For these most egregious styles of data dumps, the remedy is very simple, just throw out most of the topics. Speakers should limit themselves to just one or two major topics for each seminar and take care to present the data and ideas underlying each topic in a cohesive story. 

Data dumps also occur on smaller scales; more like little rabbit data dumps, or data dumplings, rather than the big bear data dumps I discussed above. A data dumpling can be something as simple as showing a figure of data without explaining the axes and without taking the audience through the data. That is, anytime you show data and draw a conclusion, without walking the audience through the data, you have taken a little data dump on the audience. Data dumplings are extremely audience dependent. For example, a phylogeny of species is a very data rich image that is easy for many evolutionary biologists to absorb quickly. However, scientists in other fields may need a slower introduction to the meaning of branch points, branch lengths, and other features of a tree. Likewise, an audience of neurobioloogist will have no problem interpreting a rich dataset of spike trains, but most people outside the field will need a more gentle introduction to the data. Molecular biologists will scan a Western blot quickly, just as ecologists will quickly appreciate a species area curve; but you will need a little time to explain each to the opposite audience. 

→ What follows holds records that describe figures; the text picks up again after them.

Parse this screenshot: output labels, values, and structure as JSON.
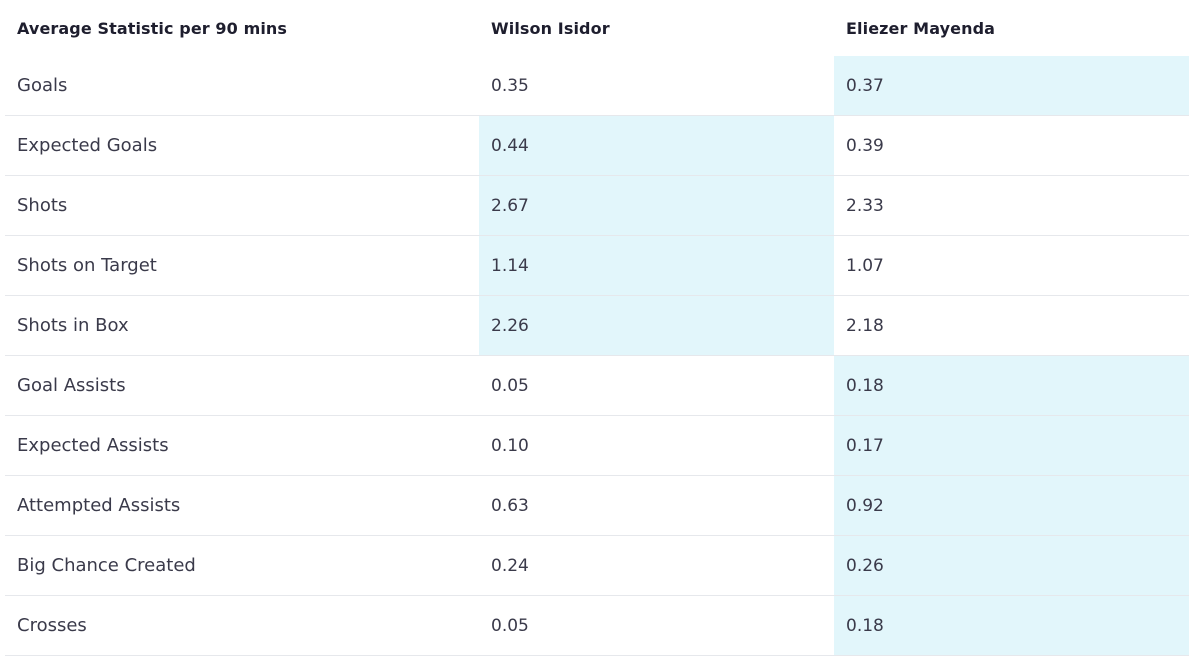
{
  "table": {
    "header": {
      "stat_label": "Average Statistic per 90 mins",
      "player_a": "Wilson Isidor",
      "player_b": "Eliezer Mayenda"
    },
    "highlight_color": "#e2f6fb",
    "rows": [
      {
        "stat": "Goals",
        "a": "0.35",
        "b": "0.37",
        "leader": "b"
      },
      {
        "stat": "Expected Goals",
        "a": "0.44",
        "b": "0.39",
        "leader": "a"
      },
      {
        "stat": "Shots",
        "a": "2.67",
        "b": "2.33",
        "leader": "a"
      },
      {
        "stat": "Shots on Target",
        "a": "1.14",
        "b": "1.07",
        "leader": "a"
      },
      {
        "stat": "Shots in Box",
        "a": "2.26",
        "b": "2.18",
        "leader": "a"
      },
      {
        "stat": "Goal Assists",
        "a": "0.05",
        "b": "0.18",
        "leader": "b"
      },
      {
        "stat": "Expected Assists",
        "a": "0.10",
        "b": "0.17",
        "leader": "b"
      },
      {
        "stat": "Attempted Assists",
        "a": "0.63",
        "b": "0.92",
        "leader": "b"
      },
      {
        "stat": "Big Chance Created",
        "a": "0.24",
        "b": "0.26",
        "leader": "b"
      },
      {
        "stat": "Crosses",
        "a": "0.05",
        "b": "0.18",
        "leader": "b"
      }
    ]
  }
}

These observations have led many people to offer the advice that speakers should "know your audience" before preparing a talk. This is terrible advice that has contributed to the balkanization of science. It is much better to assume that you don't know anything about your audience (except that they are scientists) and that they don't know anything about the topic you will present. If you start with that premise, you will quickly realize that you must explain your goals and approaches in plain language, that you should limit how many topics you will discuss (avoiding the big bear data dumps), and that you should carefully prepare how you will present and discuss the key data to communicate your most important messages (thus avoiding the little rabbit data dumps). Maybe someday I will write the Principle "Don't know your audience," but for now this short explanation will have to suffice.